In Re: Morrison, the Plaintiff selected a town planner that hadn’t been involved in a contested covenant case before and the report in support of the application read like a report for a permit application under the Planning and Environment Act 1987.
In handing down his judgement, Associate Justice Derham dismissed this approach: “Looking at the expert reports, it is clear that Mr Chapman had a primary focus on planning considerations, considering his emphasis on restrictive covenants generally being an out-moded form of controlling development that had been largely rendered redundant by the introduction of planning schemes.”

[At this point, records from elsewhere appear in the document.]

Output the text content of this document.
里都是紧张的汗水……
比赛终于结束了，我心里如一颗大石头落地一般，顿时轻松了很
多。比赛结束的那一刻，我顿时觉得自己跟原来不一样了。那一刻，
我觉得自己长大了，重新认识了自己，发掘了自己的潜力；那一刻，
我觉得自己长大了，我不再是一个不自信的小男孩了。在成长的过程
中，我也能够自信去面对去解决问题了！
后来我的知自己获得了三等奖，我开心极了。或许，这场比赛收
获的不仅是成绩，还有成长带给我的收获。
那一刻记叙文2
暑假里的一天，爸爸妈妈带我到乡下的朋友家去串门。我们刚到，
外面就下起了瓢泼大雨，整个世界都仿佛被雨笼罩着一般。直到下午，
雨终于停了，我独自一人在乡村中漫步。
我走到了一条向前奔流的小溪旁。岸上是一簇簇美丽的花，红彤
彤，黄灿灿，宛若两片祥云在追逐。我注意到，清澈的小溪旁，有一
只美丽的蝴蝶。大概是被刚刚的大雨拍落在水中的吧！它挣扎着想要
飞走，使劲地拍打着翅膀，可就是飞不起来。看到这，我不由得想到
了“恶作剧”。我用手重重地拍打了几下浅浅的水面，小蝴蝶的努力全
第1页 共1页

In other words, the planner was downplaying or dismissing the need for restrictive covenants on the basis that any amenity impacts could be adequately protected by the planning scheme.
Unsurprisingly, this wasn’t accepted by the Court: “Ultimately, the planning process is a separate process with different objectives and considerations to be taken into account. As pointed out by the defendants, restrictive covenants are given explicit priority over the planning process in s 61(4) of thePlanning and Environment Act 1987 (Vic). On the basis of these authorities, I do not consider that the amenity concerns of the defendants can be appropriately met through application of the planning scheme.”
Plaintiffs sometimes succeed in using town planners with little or no covenant experience in non-contested cases, but this strategy is soon exposed once put to their proof by a well-advised defendant. The better strategy for applicants is to chose the correct town planner from the start of the process and to craft the application with suitable precision.